Upon entering the country for the second time, an immigration official stamping my passport casually told me that I would have to go to the Department of Security within the first two weeks to get a foreigner's identification card otherwise I would technically be staying in the country illegally. Oh. Why didn't the consulate of the other immigration official who let me into the country in July tell me anything about that?
This meant that I spent all of last Friday running around the city trying to get all the necessary documents in order. First to DAS at 7:30 am to pick up the official list. I then walked around the Belen neighborhood to 4 different laboratories until I found one that would test for my blood type so early in the morning. (The woman pricking my finger thought that my name should be a web address because of how silly of a last name "Shaw" is: www.alinashaw.com). Two copies of that certificate, two copies of the biographical page of my passport, two copies of my visa, two copies of pretty much every other important document that tells anything about me. Six photographs, with a blue background and no gloss. I could only pay the $40 processing fee at one bank in the city which is not accessible by Metro, so I trekked up there and went through the most insane security I have ever seen at anywhere but an airport: I had to leave everything but my wallet in a locker outside the main room and then go through a device that checked for explosives by blowing spurts of air at me. Oh yeah, and make two copies of that receipt. I can only imagine what people applying for visas and green cards in the US have to go through...

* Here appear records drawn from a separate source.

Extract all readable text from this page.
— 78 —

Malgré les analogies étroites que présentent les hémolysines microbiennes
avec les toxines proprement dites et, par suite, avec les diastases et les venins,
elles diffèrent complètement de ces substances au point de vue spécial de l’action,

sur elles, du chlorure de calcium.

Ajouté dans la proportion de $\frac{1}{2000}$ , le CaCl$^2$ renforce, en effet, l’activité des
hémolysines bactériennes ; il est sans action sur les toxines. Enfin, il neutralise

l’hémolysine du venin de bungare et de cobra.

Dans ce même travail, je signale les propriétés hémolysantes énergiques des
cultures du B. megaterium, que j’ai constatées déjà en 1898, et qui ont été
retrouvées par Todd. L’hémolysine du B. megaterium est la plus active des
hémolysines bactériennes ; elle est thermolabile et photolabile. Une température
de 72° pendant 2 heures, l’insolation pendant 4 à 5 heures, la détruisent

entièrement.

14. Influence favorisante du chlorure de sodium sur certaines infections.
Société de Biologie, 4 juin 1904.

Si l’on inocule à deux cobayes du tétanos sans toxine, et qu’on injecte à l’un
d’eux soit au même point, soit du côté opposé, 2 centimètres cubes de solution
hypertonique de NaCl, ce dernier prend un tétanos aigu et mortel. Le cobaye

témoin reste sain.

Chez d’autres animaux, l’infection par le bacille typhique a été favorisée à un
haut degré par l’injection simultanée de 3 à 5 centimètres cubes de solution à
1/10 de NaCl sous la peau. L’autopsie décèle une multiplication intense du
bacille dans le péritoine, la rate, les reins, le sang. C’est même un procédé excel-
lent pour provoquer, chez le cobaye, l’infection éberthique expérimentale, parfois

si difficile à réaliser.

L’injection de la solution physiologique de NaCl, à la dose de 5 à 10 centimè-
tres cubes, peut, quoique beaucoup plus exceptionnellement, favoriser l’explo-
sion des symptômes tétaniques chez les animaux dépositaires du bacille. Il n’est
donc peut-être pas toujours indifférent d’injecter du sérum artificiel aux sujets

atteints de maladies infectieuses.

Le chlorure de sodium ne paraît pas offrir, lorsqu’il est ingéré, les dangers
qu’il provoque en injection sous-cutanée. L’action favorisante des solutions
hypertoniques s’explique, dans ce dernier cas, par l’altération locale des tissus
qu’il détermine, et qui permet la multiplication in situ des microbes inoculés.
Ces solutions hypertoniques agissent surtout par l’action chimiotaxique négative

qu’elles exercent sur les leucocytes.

By the time I went back to the office Monday morning and finally started getting my piles of paperwork processed, I was halfway expecting that I had forgetten one document and have to wait in the long line all over again. But luckily my perfectionism paid off and I just had to sit in a swivel chair for half an hour while a woman entered all my information into an old-fashioned ledger and cut and pasted my card into existence. As a final touch she made me go into a back room and proceeded to fingerprint every part of my hand she could blacken with ink. Each forefinger four times, every other finger at least twice. Palm, all fingers together, heel. I was about to ask her if I should take off my shoes and socks so she could print my toes just to cover all our bases. But she didn't seem to be in the mood for humor, not with the stack of everyone else's papers waiting at her desk to become part of the national identification process. At least I know that if any of my fingers gets chopped off accidentally they will have its print on file so they know to whom it should be returned...
So I now have a temporary card and cedula number I can give to the pharmacist when he asks me if I want to be entered into their free-stuff lottery. Despite the hassle and the three days of lost work, I guess for the sake of my own safety it is good that the Colombian government can track me throughout the year.